A busca por alimento, como em todos os seres vivos, sempre foi a maior preocupação da humanidade.

Agricultura, fome e desperdício de alimentos - por Ricardo Ernesto Rose

A busca por alimento, como em todos os seres vivos, sempre foi a maior preocupação da humanidade. Nossos antepassados do Paleolítico, ainda desconhecendo a prática da agricultura, dependiam da coleta e, principalmente, da caça. Durante mais de 100 mil anos o homem moderno, o Homo Sapiens, perseguiu manadas de gnus, zebras e antílopes pelas estepes africanas e mamutes, renas e bisões pelas geladas planícies da Eurásia. Aproximadamente há oito mil anos, no final do último período glacial, a caça começa a minguar. Com o aumento da temperatura, o clima começou a mudar e com isso flora e fauna também passam por mudanças adaptativas. Os animais, que por milhares de anos eram abundantes e proporcionavam grandes quantidades de proteína, decresceram em numero, deslocaram-se para outras latitudes mais frias ou se tornaram extintos. 
Nossos antepassados, espalhados por uma extensa área que se estendia da África à Europa e do Oriente Médio à Ásia até a América – onde os antepassados dos povos indígenas já haviam chegado através de uma ponte de gelo cobrindo o estreito de Bering – iniciaram a primeira grande revolução da humanidade: a prática da agricultura.

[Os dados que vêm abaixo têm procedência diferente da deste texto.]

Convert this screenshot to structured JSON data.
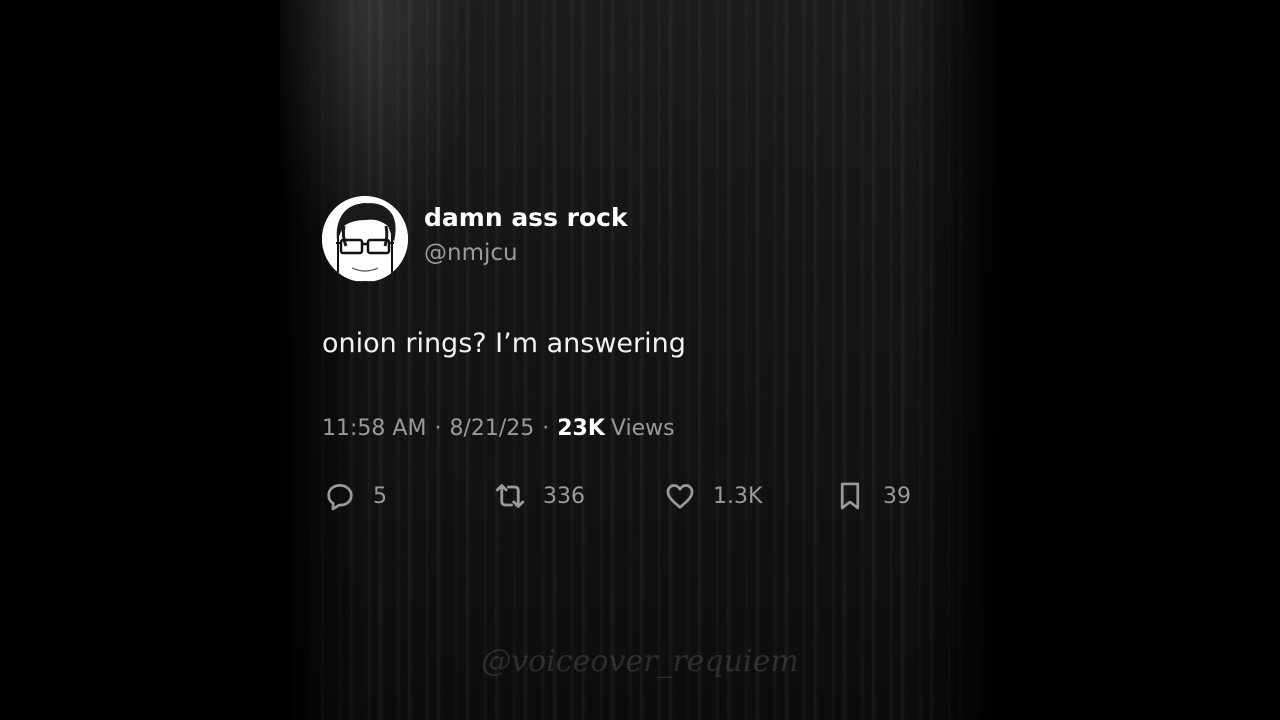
{
  "tweet": {
    "display_name": "damn ass rock",
    "handle": "@nmjcu",
    "text": "onion rings? I’m answering",
    "time": "11:58 AM",
    "date": "8/21/25",
    "separator": "·",
    "views_count": "23K",
    "views_label": "Views",
    "stats": {
      "replies": "5",
      "reposts": "336",
      "likes": "1.3K",
      "bookmarks": "39"
    }
  },
  "icons": {
    "reply": "reply-icon",
    "repost": "repost-icon",
    "like": "heart-icon",
    "bookmark": "bookmark-icon"
  },
  "watermark": "@voiceover_requiem",
  "colors": {
    "background": "#000000",
    "primary_text": "#ffffff",
    "secondary_text": "#9a9a9a"
  }
}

Observando o crescimento de plantas perto dos acampamentos, resultado da queda ocasional de sementes, os homens devem ter percebido que este processo poderia ser repetido em escala mais ampla, gerando volumes maiores de sementes. Nos vales pantanosos à época dos rios Tigre e Eufrates, na região onde atualmente se situam a Turquia, o Iraque e a Síria, a agricultura passou a ser praticada pela primeira vez em larga escala a partir de 5.000 A.C. Cerca de milênio e meio depois, a atividade agrícola já havia se espalhado para outras regiões; como o vale do rio Nilo, no Egito; o vale do rio Amarelo, na China; e o vale do Indo, entre o Paquistão e a Índia.

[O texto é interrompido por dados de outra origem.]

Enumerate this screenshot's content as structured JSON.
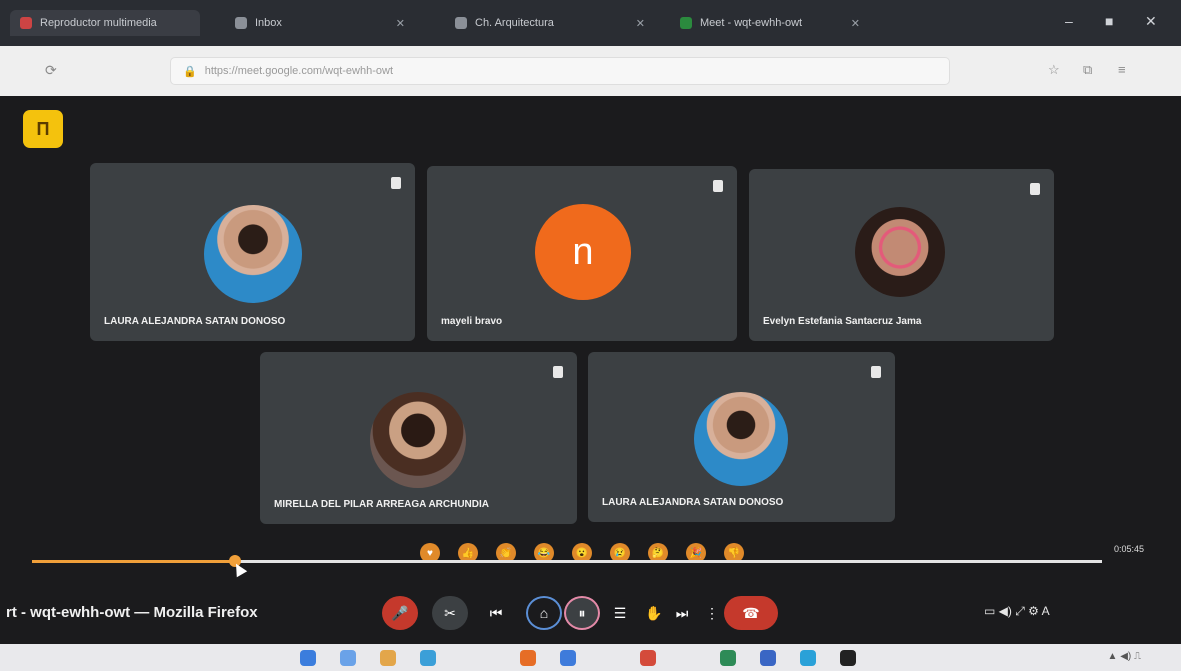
{
  "browser": {
    "tabs": [
      {
        "label": "Reproductor multimedia"
      },
      {
        "label": "Inbox"
      },
      {
        "label": "Ch. Arquitectura"
      },
      {
        "label": "Meet - wqt-ewhh-owt"
      }
    ],
    "window_controls": {
      "minimize": "–",
      "maximize": "■",
      "close": "✕"
    },
    "url": "https://meet.google.com/wqt-ewhh-owt"
  },
  "meet": {
    "logo_letter": "Π",
    "participants": [
      {
        "name": "LAURA ALEJANDRA SATAN DONOSO",
        "avatar": "photo"
      },
      {
        "name": "mayeli bravo",
        "avatar": "letter",
        "initial": "n"
      },
      {
        "name": "Evelyn Estefania Santacruz Jama",
        "avatar": "photo"
      },
      {
        "name": "MIRELLA DEL PILAR ARREAGA ARCHUNDIA",
        "avatar": "photo"
      },
      {
        "name": "LAURA ALEJANDRA SATAN DONOSO",
        "avatar": "photo"
      }
    ]
  },
  "player": {
    "progress": 0.19,
    "time": "0:05:45",
    "reactions": [
      "♥",
      "👍",
      "👏",
      "😂",
      "😮",
      "😢",
      "🤔",
      "🎉",
      "👎"
    ]
  },
  "window_title": "rt - wqt-ewhh-owt — Mozilla Firefox",
  "controls": {
    "mic": "🎤",
    "camera": "✂",
    "prev": "⏮",
    "present": "⌂",
    "pause": "⏸",
    "captions": "☰",
    "raise": "✋",
    "next": "⏭",
    "more": "⋮",
    "leave": "☎"
  },
  "right_controls": "▭ ◀) ⤢ ⚙ A"
}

A prática da agricultura se desenvolveu ao longo de toda a história, sempre ocupando novas áreas, acompanhando o crescimento e a expansão das populações humanas. Basta lembrar as extensões de terras agricultáveis que se abriram na Europa, depois que gradualmente os povos celtas, germanos e eslavos foram cristianizados e incorporados ao império romano e depois ao carolíngio. Ou no século XVI, quando espanhóis e portugueses descobriram imensas extensões territoriais agricultáveis no outro lado do Atlântico, além de uma grande variedade de novas plantas comestíveis, como a batata, o milho, tomate, abacaxi, abacate, amendoim, baunilha, mandioca, feijão, cacau, pimentas, entre outras.

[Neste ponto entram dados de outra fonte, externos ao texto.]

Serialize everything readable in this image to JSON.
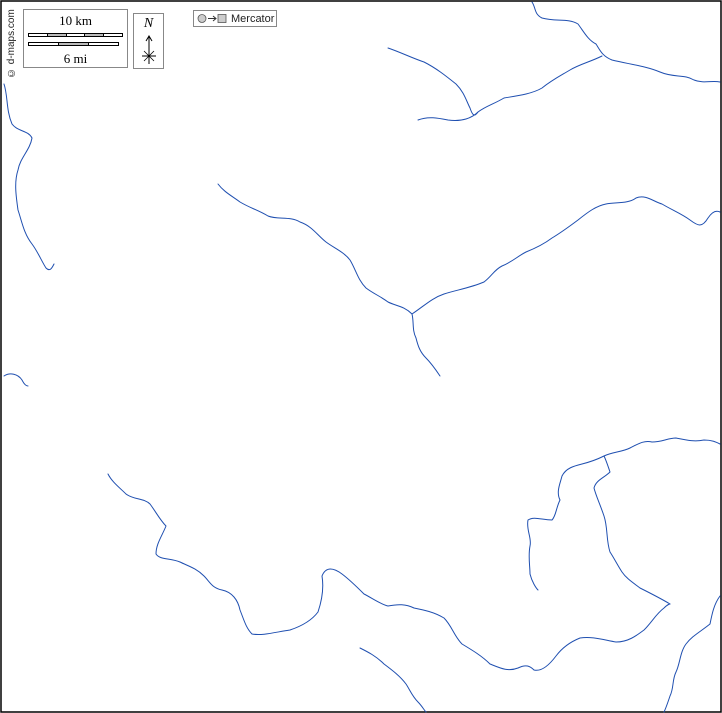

Apesar do constante aumento das áreas plantadas a fome, no entanto, sempre acompanhou a humanidade. Já na Roma antiga, o historiador Tito Lívio nos informa sobre uma grande fome que teria assolado a República romana em 441 A.C. Pouco antes da Queda de Roma (476 D.C.) a história registra mais um período de grande carestia no então império Romano, provocada pelo saque da cidade, pelo rei visigodo Alarico. Entre os anos de 400 e 800, a ausência de uma estrutura político-administrativa estável, fez com que grande parte da Europa fosse afetada por períodos de carestia. A situação se tornou tão confusa, que em certas regiões da Europa, durante o século VIII, até ocorreram casos de canibalismo. As ocorrências de grandes carestias sucedem-se durante a Idade Média, em grande numero de países.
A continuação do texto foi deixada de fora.